U.S. Southern Baptists set to elect their first black president

By Reuters Staff
June 17, 2012

(Reverend Fred Luter (R) at a working dinner with then U.S. President George W. Bush (L) and Vice Admiral of Coast Guard Thad Allen (C) to discuss rebuilding efforts in the Gulf region after being struck by two hurricanes at Bacco in New Orleans October 10, 2005. REUTERS/Larry Downing)

The largest U.S. Protestant denomination is poised to elect the first black president in its 167-year history, just weeks after the predominately white religious group reprimanded one of its officials for making racially insensitive remarks.

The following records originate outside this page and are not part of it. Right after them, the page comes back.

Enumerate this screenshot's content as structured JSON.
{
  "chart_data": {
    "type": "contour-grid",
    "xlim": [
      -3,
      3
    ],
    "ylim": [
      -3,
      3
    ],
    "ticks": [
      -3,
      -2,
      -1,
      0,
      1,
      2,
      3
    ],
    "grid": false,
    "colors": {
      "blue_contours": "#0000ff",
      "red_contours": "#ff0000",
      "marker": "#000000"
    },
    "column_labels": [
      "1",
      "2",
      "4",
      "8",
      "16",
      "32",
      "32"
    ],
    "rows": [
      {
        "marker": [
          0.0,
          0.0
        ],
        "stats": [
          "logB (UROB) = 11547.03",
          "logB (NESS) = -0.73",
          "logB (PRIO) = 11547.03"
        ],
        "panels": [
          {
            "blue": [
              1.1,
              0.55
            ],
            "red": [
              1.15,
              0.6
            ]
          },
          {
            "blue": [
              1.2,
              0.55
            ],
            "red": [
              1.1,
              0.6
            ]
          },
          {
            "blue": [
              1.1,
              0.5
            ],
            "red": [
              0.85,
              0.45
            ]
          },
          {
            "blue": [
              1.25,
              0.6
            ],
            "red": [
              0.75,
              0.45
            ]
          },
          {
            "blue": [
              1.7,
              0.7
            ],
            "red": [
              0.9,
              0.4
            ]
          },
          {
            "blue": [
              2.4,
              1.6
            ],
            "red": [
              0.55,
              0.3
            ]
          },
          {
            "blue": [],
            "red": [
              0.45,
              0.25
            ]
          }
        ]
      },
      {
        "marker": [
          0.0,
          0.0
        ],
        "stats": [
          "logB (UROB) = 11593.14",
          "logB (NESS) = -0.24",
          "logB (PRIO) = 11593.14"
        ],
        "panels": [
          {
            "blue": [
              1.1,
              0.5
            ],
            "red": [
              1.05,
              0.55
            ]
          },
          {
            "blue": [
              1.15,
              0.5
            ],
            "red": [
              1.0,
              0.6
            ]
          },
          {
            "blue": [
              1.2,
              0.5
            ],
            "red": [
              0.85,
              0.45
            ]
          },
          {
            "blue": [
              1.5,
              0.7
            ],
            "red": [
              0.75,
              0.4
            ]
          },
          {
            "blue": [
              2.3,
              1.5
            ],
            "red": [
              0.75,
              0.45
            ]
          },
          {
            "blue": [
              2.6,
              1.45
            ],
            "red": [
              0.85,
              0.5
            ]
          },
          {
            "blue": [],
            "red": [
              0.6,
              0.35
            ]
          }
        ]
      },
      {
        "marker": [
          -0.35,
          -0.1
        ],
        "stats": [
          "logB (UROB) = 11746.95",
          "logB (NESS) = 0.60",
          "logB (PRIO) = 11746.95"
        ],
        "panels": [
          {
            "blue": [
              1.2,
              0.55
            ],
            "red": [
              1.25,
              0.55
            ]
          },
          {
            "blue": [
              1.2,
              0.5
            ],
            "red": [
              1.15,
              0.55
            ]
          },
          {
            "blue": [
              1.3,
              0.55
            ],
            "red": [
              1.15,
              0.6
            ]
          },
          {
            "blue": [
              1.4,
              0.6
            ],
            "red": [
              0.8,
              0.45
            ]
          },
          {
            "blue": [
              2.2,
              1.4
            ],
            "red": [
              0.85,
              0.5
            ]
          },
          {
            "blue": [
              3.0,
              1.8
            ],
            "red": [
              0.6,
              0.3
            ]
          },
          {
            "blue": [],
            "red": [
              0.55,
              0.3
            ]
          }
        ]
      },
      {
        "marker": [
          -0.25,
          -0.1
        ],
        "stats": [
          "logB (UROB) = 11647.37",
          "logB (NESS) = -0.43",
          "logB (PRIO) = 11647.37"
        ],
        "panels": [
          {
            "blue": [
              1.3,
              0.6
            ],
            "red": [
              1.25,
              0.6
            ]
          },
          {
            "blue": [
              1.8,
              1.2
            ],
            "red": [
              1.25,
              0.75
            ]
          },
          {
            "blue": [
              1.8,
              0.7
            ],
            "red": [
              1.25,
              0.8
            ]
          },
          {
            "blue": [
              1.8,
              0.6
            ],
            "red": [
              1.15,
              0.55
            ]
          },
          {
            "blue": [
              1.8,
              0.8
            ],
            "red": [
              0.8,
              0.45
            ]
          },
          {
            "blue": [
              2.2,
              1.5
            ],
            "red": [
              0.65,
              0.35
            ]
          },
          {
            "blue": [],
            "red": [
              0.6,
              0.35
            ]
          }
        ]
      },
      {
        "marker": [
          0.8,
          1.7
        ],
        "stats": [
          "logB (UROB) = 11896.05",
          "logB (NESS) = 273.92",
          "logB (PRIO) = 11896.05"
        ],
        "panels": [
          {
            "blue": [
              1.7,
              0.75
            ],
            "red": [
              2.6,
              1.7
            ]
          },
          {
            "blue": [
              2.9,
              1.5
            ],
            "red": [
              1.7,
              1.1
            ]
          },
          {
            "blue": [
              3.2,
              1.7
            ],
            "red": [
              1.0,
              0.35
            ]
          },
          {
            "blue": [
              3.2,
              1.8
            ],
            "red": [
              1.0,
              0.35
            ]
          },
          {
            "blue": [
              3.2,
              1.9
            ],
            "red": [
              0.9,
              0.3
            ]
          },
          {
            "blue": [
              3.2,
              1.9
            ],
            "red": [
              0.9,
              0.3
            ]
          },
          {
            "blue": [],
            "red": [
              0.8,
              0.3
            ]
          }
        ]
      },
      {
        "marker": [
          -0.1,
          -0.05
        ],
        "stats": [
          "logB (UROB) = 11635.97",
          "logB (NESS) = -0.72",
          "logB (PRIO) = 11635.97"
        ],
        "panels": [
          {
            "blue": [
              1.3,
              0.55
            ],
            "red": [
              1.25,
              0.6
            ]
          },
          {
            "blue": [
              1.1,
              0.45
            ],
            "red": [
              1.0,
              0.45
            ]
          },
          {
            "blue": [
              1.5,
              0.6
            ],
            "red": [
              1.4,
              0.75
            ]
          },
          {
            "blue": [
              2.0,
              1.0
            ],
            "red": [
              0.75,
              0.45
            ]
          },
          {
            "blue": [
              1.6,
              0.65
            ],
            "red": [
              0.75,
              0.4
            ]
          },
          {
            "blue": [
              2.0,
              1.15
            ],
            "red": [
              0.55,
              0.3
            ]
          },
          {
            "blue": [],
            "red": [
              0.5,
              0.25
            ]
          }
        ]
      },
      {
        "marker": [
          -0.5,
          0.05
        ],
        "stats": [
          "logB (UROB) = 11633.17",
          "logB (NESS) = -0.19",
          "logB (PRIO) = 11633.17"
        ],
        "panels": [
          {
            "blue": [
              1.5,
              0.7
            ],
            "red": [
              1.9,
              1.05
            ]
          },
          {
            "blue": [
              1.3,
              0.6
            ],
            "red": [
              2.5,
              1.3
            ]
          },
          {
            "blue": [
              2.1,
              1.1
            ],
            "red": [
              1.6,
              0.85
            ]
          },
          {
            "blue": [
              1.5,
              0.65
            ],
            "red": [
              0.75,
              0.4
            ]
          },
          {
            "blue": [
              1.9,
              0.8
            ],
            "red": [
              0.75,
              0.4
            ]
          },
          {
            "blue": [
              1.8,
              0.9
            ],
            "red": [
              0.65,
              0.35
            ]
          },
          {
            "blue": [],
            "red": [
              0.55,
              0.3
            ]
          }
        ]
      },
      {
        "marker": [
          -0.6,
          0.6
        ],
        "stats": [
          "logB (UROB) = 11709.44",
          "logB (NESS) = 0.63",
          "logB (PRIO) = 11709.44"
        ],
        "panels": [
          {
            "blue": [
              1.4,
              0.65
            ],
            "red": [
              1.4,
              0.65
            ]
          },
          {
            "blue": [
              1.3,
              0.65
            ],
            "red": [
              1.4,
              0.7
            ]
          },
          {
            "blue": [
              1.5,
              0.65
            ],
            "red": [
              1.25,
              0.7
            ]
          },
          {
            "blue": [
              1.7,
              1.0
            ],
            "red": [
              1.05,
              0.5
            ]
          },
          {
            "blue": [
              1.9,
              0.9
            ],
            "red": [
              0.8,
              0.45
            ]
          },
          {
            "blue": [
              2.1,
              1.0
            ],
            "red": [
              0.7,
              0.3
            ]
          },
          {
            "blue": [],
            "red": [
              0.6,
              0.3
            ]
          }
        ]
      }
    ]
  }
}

Church leaders said choosing New Orleans pastor Fred Luter Jr. to head the Southern Baptist Convention would make an important statement about the denomination’s efforts to distance itself from its racist past and become more diverse.

“I’m really pumped about this,” Luter said in a telephone interview with Reuters. “My church is so excited man. Because they know my common background, they know where I came from. … I’m really excited for them.”

First Baptist New Orleans Pastor David Crosby, who will nominate Luter, said the move is a statement that “we not only love people of color, we want them in our leadership.”

“We need his perspective. We need him at the table to help us understand who we are as Southern Baptists in this new era.”

Luter, 55, has already served as the first African-American in various leadership positions within the convention, including as its current first vice president.